Dr. Dimitris Metaxas is a Professor in the Division of Computer and Information Sciences and Professor in the Department of Biomedical Engineering at Rutgers University since September 2001. He is directing the Center for Computational Biomedicine, Imaging and Modeling (CBIM). Prior to this he was a tenured Associate Professor in the Computer and Information Science Department of the University of Pennsylvania and Director of the VAST Laboratory. Professor Metaxas received a Diploma in Electrical Engineering from the National Technical University of Athens, Greece in 1986, an M. Sc. in Computer Science from the University of Maryland, College Park in 1988, and a Ph.D.  in  Computer Science from the University of Toronto, Ontario, Canada in 1992.

 

Dr. Metaxas has been conducting research towards the development of formal methods upon which both computer vision, computer graphics and medical imaging can advance synergistically.  In the area of biomedical applications, new methods have been developed for segmentation, registration and shape and motion analysis of organs from imaging data, and new deformable models suitable for the automatic diagnosis of heart illness from MRI data. Dr. Metaxas has published over 190 research articles in these areas and has graduated 17 PhD students.

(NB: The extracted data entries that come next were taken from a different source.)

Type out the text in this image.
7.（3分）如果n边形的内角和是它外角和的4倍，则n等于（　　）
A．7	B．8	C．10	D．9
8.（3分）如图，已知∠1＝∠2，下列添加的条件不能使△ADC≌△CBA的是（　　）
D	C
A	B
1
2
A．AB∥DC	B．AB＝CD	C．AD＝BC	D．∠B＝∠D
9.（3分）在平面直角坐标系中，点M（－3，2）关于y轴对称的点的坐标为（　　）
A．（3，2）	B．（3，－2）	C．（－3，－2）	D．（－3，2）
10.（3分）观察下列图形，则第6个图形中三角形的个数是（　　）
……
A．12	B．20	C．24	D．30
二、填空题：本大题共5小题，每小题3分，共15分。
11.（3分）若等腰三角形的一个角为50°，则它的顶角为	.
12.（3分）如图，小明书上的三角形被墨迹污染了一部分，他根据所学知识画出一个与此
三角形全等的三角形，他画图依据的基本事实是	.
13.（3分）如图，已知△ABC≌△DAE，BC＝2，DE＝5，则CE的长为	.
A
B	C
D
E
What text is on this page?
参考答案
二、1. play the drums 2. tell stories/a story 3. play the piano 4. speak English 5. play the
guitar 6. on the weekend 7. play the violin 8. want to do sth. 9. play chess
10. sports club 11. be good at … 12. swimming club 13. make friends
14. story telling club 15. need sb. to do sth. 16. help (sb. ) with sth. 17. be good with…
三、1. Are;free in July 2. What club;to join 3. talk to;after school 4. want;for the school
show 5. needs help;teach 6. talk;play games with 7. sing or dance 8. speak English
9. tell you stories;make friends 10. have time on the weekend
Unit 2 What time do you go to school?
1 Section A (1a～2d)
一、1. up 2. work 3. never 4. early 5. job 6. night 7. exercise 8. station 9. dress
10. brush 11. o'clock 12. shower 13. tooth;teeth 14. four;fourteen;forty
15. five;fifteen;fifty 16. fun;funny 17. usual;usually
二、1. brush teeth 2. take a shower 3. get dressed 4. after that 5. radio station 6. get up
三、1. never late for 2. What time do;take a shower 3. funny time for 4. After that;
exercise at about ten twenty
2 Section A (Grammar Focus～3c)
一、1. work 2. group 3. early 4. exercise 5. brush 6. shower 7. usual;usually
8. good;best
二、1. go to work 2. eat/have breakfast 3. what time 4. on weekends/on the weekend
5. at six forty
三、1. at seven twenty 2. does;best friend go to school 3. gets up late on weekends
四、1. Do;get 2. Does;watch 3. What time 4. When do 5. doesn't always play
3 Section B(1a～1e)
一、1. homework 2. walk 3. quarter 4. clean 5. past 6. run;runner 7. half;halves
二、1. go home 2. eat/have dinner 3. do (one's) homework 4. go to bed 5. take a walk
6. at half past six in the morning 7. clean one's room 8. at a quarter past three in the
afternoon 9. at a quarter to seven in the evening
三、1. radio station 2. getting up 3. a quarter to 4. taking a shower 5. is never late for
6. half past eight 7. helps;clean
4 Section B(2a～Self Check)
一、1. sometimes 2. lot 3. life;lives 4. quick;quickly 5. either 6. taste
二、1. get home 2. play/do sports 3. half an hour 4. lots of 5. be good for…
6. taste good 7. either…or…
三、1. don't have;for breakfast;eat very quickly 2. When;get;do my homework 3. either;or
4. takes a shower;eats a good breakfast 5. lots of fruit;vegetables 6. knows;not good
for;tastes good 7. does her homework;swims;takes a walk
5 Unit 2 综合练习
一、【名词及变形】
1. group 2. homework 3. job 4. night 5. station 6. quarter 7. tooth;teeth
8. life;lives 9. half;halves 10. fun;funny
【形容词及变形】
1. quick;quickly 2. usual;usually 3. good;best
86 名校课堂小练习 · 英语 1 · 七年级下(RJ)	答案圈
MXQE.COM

His research has been funded by NSF, NIH, ONR (YIP), AFOSR and the ARO.

 

Dr. Metaxas is the author of a book titled ``Physics-based deformable models: Applications to computer vision, graphics and medical imaging'' published by Kluwer Academic. He organized the first IEEE Workshop on Physics-Based Modeling in Computer Vision, is on the Editorial Board of Medical Imaging and is an Associate Editor of GMOD. Dr. Metaxas received several best paper awards for his research in medical image analysis. He is a Fellow of the American Institute of Medical and Biological Engineers, ACM and IEEE.